Ordinary clothes have extraordinary stories. In contrast to academic and curatorial focus on the spectacular and the luxurious, Everyday Fashion makes the case that your grandmother's wardrobe is an archive as interesting and important as any museum store. From the moment we wake and get dressed in the morning until we get undressed again in the evening, fashion is a central medium through which we experience the world and negotiate our place within it. Because of this, the ways that supposedly 'ordinary' and 'everyday' fashion objects have been designed, manufactured, worn, cared for, and remembered matters deeply to our historical understanding. Beginning at 1550 – the start of an era during which the word 'fashion' came to mean stylistic change rather than the act of making – each chapter explores the definition of everyday fashion and how this has changed over time, demonstrating innovative methodologies for researching the everyday. The variety and significance of everyday fashion cultures are further highlighted by a series of illustrated object biographies written by Britain's leading fashion curators, showcasing the rich diversity of everyday fashion in British museum collections. Collectively, this volume scratches below the glossy surface of fashion to expose the mechanics of fashion business, the hidden world of the workroom and the diversity and role of makers; and the experiences of consuming, wearing, and caring for ordinary clothes in the United Kingdom from the 16th century to the present day. In doing so it challenges readers to rethink how fashion systems evolve and to reassess the boundaries between fashion and dress scholarship.

Inhabiting La Patria

Author : Rebecca L. Harrison,Emily Hipchen
Publisher : SUNY Press
Page : 256 pages
File Size : 49,6 Mb
Release : 2013-12-01
Category : Literary Criticism
ISBN : 9781438449050

Get Book

Inhabiting La Patria by Rebecca L. Harrison,Emily Hipchen Pdf

Examines the work of prolific Dominican American writer Julia Alvarez. This is the first collection of critical essays on the works of Dominican American author Julia Alvarez. A prolific writer of nearly two dozen books of poetry, fiction, nonfiction, and children’s literature, Alvarez has garnered numerous international accolades, including the impressive F. Scott Fitzgerald Award for Outstanding Achievement in American Literature.

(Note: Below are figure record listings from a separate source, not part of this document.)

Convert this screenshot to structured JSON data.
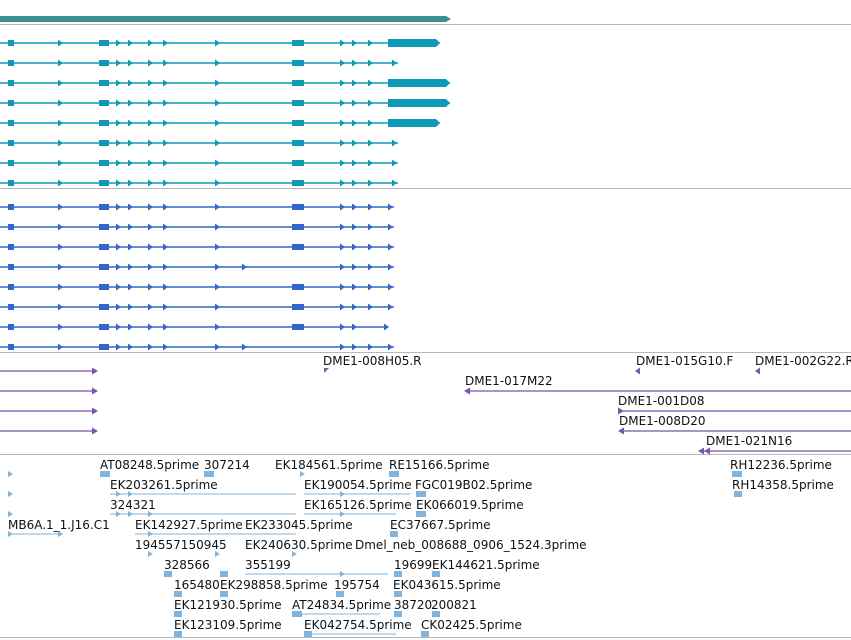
{
  "colors": {
    "gene": "#3a8f91",
    "transcript_a": "#0e9ab5",
    "transcript_b": "#3366cc",
    "clone": "#7755aa",
    "est": "#7fb5de",
    "divider": "#b8b8b8"
  },
  "tracks": {
    "clones": [
      {
        "label": "DME1-008H05.R",
        "strand": "-"
      },
      {
        "label": "DME1-015G10.F",
        "strand": "-"
      },
      {
        "label": "DME1-002G22.R",
        "strand": "-"
      },
      {
        "label": "DME1-017M22",
        "strand": "-"
      },
      {
        "label": "DME1-001D08",
        "strand": "-"
      },
      {
        "label": "DME1-008D20",
        "strand": "-"
      },
      {
        "label": "DME1-021N16",
        "strand": "-"
      }
    ],
    "ests": [
      "AT08248.5prime",
      "307214",
      "EK184561.5prime",
      "RE15166.5prime",
      "RH12236.5prime",
      "EK203261.5prime",
      "EK190054.5prime",
      "FGC019B02.5prime",
      "RH14358.5prime",
      "324321",
      "EK165126.5prime",
      "EK066019.5prime",
      "MB6A.1_1.J16.C1",
      "EK142927.5prime",
      "EK233045.5prime",
      "EC37667.5prime",
      "194557150945",
      "EK240630.5prime",
      "Dmel_neb_008688_0906_1524.3prime",
      "328566",
      "355199",
      "19699",
      "EK144621.5prime",
      "165480",
      "EK298858.5prime",
      "195754",
      "EK043615.5prime",
      "EK121930.5prime",
      "AT24834.5prime",
      "38720",
      "200821",
      "EK123109.5prime",
      "EK042754.5prime",
      "CK02425.5prime"
    ]
  }
}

She was one of only ten poets invited to write for President Obama’s inauguration in 2009, and her In the Time of the Butterflies was selected as a National Endowment for the Arts “Big Read,” putting her in the company of Mark Twain, Zora Neale Hurston, and Harper Lee. Yet, despite Alvarez’s commercial success and flourishing critical reputation, much of the published scholarship has focused on her two best-known novels—In the Time of the Butterflies and How the García Girls Lost Their Accents. Moving beyond Alvarez’s more recognizable work, the contributors here approach her wider canon from different points of access and with diverging critical tools. This enriches current discussions on the construction of selves in life writing, and nonfiction more generally, and furthers our understanding of these selves as particular kinds of participants in the creation of nation and place. In addition, this book provides fresh insight for transnational feminist studies and makes a meaningful contribution to the broader study of the gendered diaspora, as it positions Alvarez scholarship in a global context.